The decision to close SendIt was announced in August 2005, with it being concluded there was not a sustainable future for the business.

Streets Online

The Streets Online network of sites were launched in 1996 by entrepreneur Stephen Cole with book site Alphabet Street. DVD Street wasn’t far behind, and soon there was a network of websites under the Streets Online banner. By 2000 they were doing a lot of business too, with over 300,000 customers in those infant e-commerce days. In just six months of 2000, it did £10m of business.

So successful were they that in swooped the Kingfisher Group in October 2000 to buy the whole lot up. Kingfisher at that stage owned Woolworths, Comet, Superdrug and MCV, and the plan was to align Streets Online with the MVC chain of video and music shops. Kingfisher paid £15.7m for the collection of sites, which were moved under the Woolworths Group when it was demerged from the Kingfisher parent company a year later.
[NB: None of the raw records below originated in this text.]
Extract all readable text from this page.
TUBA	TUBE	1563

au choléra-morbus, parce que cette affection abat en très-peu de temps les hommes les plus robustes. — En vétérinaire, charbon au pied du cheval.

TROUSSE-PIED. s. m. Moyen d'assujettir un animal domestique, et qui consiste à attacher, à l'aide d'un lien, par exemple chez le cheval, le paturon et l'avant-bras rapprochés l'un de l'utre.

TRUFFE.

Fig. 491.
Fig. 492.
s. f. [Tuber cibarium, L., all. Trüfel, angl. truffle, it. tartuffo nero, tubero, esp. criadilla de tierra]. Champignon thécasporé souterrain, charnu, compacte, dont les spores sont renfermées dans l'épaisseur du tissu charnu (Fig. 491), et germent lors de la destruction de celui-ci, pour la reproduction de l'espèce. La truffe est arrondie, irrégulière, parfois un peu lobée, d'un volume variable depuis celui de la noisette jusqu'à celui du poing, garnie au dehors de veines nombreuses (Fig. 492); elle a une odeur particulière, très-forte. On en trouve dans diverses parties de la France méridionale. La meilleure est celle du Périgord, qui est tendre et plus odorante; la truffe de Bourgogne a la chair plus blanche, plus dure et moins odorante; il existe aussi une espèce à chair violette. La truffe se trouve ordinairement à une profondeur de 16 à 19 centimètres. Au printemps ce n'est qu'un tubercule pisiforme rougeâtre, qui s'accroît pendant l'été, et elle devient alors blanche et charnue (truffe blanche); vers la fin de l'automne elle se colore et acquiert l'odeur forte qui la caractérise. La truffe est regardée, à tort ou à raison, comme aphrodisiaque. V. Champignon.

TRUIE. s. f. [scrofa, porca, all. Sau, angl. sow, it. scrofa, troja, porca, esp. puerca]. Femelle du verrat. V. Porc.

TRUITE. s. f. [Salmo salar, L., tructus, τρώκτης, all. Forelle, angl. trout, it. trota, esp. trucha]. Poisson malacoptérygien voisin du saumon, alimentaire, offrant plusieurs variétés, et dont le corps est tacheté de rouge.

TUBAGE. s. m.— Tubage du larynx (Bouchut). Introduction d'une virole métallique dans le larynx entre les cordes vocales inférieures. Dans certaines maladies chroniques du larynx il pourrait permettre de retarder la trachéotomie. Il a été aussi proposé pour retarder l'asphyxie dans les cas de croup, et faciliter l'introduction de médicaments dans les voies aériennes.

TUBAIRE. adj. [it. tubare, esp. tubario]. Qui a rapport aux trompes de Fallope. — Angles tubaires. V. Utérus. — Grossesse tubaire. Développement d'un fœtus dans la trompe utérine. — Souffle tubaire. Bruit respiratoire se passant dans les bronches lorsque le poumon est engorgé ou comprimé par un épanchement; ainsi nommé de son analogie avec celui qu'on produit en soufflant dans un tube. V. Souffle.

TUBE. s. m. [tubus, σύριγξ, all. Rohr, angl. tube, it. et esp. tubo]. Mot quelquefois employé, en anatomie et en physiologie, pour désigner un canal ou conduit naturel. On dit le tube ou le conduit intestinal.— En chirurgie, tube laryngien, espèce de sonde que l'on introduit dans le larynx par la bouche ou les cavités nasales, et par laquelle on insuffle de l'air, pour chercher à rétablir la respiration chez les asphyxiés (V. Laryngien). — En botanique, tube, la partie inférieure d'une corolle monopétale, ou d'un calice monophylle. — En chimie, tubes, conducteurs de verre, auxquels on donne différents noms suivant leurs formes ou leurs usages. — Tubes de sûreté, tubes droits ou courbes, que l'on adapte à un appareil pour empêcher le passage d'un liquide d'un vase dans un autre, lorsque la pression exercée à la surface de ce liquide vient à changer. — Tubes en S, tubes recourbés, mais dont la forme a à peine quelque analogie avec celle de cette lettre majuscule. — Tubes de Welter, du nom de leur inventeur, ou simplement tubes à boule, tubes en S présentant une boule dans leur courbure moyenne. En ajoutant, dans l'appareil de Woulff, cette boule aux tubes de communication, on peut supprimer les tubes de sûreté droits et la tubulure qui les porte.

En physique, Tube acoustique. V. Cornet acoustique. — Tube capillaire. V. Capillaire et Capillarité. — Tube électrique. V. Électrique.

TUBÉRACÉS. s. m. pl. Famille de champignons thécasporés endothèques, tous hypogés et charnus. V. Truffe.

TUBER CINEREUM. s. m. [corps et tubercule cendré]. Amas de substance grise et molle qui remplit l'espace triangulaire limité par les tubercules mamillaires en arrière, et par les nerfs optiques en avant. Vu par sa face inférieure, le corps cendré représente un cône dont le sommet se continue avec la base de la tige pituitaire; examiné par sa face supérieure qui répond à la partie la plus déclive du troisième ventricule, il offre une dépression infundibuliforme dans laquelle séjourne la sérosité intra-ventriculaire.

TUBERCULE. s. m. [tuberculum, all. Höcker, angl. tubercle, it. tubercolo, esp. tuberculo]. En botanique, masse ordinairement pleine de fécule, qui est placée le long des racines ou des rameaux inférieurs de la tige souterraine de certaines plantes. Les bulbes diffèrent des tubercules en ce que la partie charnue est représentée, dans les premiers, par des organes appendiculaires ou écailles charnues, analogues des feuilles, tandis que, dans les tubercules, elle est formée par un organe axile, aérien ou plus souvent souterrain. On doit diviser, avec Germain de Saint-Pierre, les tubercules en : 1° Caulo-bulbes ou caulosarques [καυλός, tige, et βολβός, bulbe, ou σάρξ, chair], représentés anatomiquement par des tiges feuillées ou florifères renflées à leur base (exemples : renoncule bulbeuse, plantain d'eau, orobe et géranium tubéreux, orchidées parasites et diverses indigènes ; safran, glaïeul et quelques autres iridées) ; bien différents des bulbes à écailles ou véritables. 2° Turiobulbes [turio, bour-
The story of Woolworths, though, is sadly well known, and Streets Online was ultimately wrapped up init. By 2009, the company was defunct, after entering administration at the end of the previous year. Streets Online was gone too.

Jungle.com

Again, once one of the biggest etailers in the UK, one that by 1999 was boasted 300,000 registered customers, and sales of £75m. Incredible, by the metrics of the time. It wasn’t making a profit – an £11.4m loss had been recorded that same year – but there was a real sense that it was going places. Furthermore it spent heavily on promotion, with DVD sales part of its extensive product range.

By the autumn of 2000, though, cracks were showing. A company that had been valued at £750m initially was sold to Great Universal Stores for £37m. The owner of Argos had beaten off competition from Dixons and Kingfisher to secure the sale. Within a few years, though, Jungle had been absorbed by Argos. The Jungle branding was gone, and another early internet shopping standard bearer had been eaten up.

VideoZone

Part of the ’zone’ collection of sites that sprung up in 1998, and seemingly never had a redesign for their entire life. They first appeared – with CDZone the main site – in 1998 – and through a rudimentary interface, were supplying discs, books, games, videos and such like for the best part of a decade. Reliably, too. Finding stuff was hard work, but it always turned up.

It’s hard to track down just what happened to the company behind it, though. It seemed to just fizzle out, with a Companies House listing revealing the Halifax-based parent company was dissolved in 2015, having been formed in 1996. That said, no accounts had been filed since 2011, so it’s fair to assume that’s when things wound down.

Movietyme

For a long time, Movietyme was the popular retailer of choice if you wanted to import region one DVDs from America. Famed for getting you your films ahead of street dates (it’s probably fair we can say that out loud now, even though it was a legal open secret at the time), the business ran from 2000 to 2015, often taking a stand at British Comic-Cons too. There were cheaper importers available from time to time too, but Movietyme was the one that stood the test of time, before finally closing its doors in 2015.

As they wrote to customers at the end of July 2015, “After many happy years serving our customers with the latest DVD’s & Blu ray movies the time has now sadly come to close down. The industry has changed SO much over the past few years with Distributors closing , streaming services and download sites, and Amazon. So effective today we are now closed for business, which breaks our heart because we love this job, we love and appreciate our customers, and most of all WE LOVE MOVIES!”